Proline, as one of the compatible soluble substances, plays an important role in maintaining cell osmotic balance in plants (Shtereva et al. 2015), the accumulation of which enhances salt resistance (Kishor et al. 2005). In the present study, a rise in salinity level led to a greater proline content in the leaves of S. khuzistanica, which is in agreement with those of Mehdizadeh et al. (2020) on summer savory and Huang et al. (2019) on sweet corn. Generally, proline concentration elevates through biosynthesis of protein, or its hydrolysis and oxidative degradation to protect against salinity. It serves as an osmotic protectant, ROS scavenger, and protein stabilizer, and plants can increase the accumulation of the material to deal with osmotic stress (Trovato et al. 2008). Based on the results of the previous studies, biochar differently influences the amount of proline in various plants. Biochar decreases proline content in bean (Farhangi-Abriz & Torabian 2017) and corn seedlings (Lashari et al. 2014), which is inconsistent with the results of the present study. However, some researchers found a greater proline concentration in summer savory after the treatment (Mehdizadeh et al. 2020), which is in line with the results of the present study.

5 Conclusion

The results of the present study revealed that salt stress reduced the growth of S. khuzistanica, and biochar amendment could moderate the adverse effects of salinity. Biochar amendment may effectively reduce salinity stress on plants by increasing the soil cation exchange capacity, total porosity, soluble and exchangeable K+, and fertilities, decreasing soil electrical conductivity, soluble Na+, and Cl contents, and water evaporation, reducing the shoot Na+ accumulation, and relative electrical leakage; increasing the shoot K+ accumulation, improving leaf water status, increasing chlorophyll content, and increasing N use efficiency.

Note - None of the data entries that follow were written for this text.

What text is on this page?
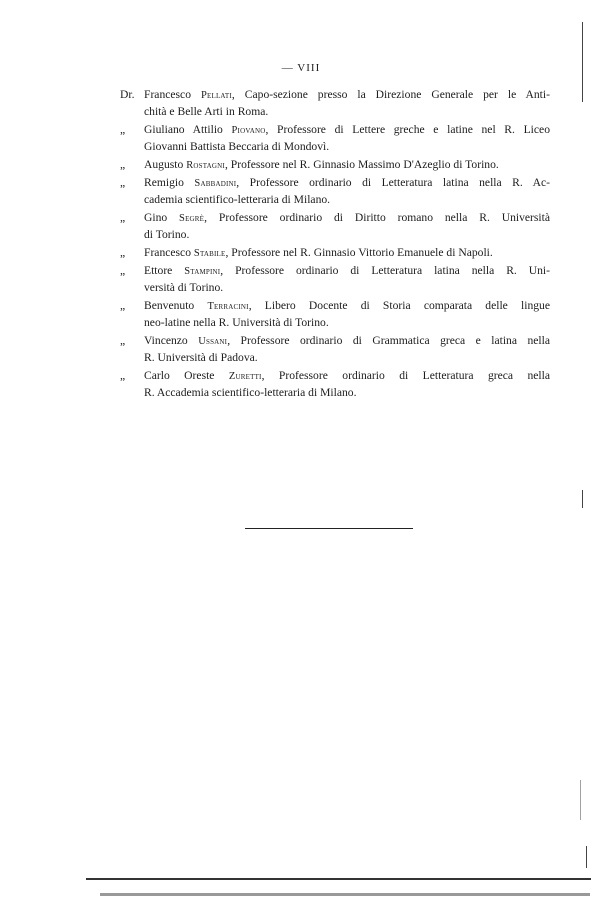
— VIII
Dr. Francesco Pellati, Capo-sezione presso la Direzione Generale per le Anti-
chità e Belle Arti in Roma.
„ Giuliano Attilio Piovano, Professore di Lettere greche e latine nel R. Liceo
Giovanni Battista Beccaria di Mondovì.
„ Augusto Rostagni, Professore nel R. Ginnasio Massimo D'Azeglio di Torino.
„ Remigio Sabbadini, Professore ordinario di Letteratura latina nella R. Ac-
cademia scientifico-letteraria di Milano.
„ Gino Segrè, Professore ordinario di Diritto romano nella R. Università
di Torino.
„ Francesco Stabile, Professore nel R. Ginnasio Vittorio Emanuele di Napoli.
„ Ettore Stampini, Professore ordinario di Letteratura latina nella R. Uni-
versità di Torino.
„ Benvenuto Terracini, Libero Docente di Storia comparata delle lingue
neo-latine nella R. Università di Torino.
„ Vincenzo Ussani, Professore ordinario di Grammatica greca e latina nella
R. Università di Padova.
„ Carlo Oreste Zuretti, Professore ordinario di Letteratura greca nella
R. Accademia scientifico-letteraria di Milano.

The current study suggests that biochar advances salinity tolerance and may be considered a potential regulator of agricultural production under salt stress. This makes a significant contribution to the production of S. khuzistanica in salty and low-yielding lands. Thus, we conclude that further work on specific interactions between biochar type and rates, and cultivation measures is needed and quite promising.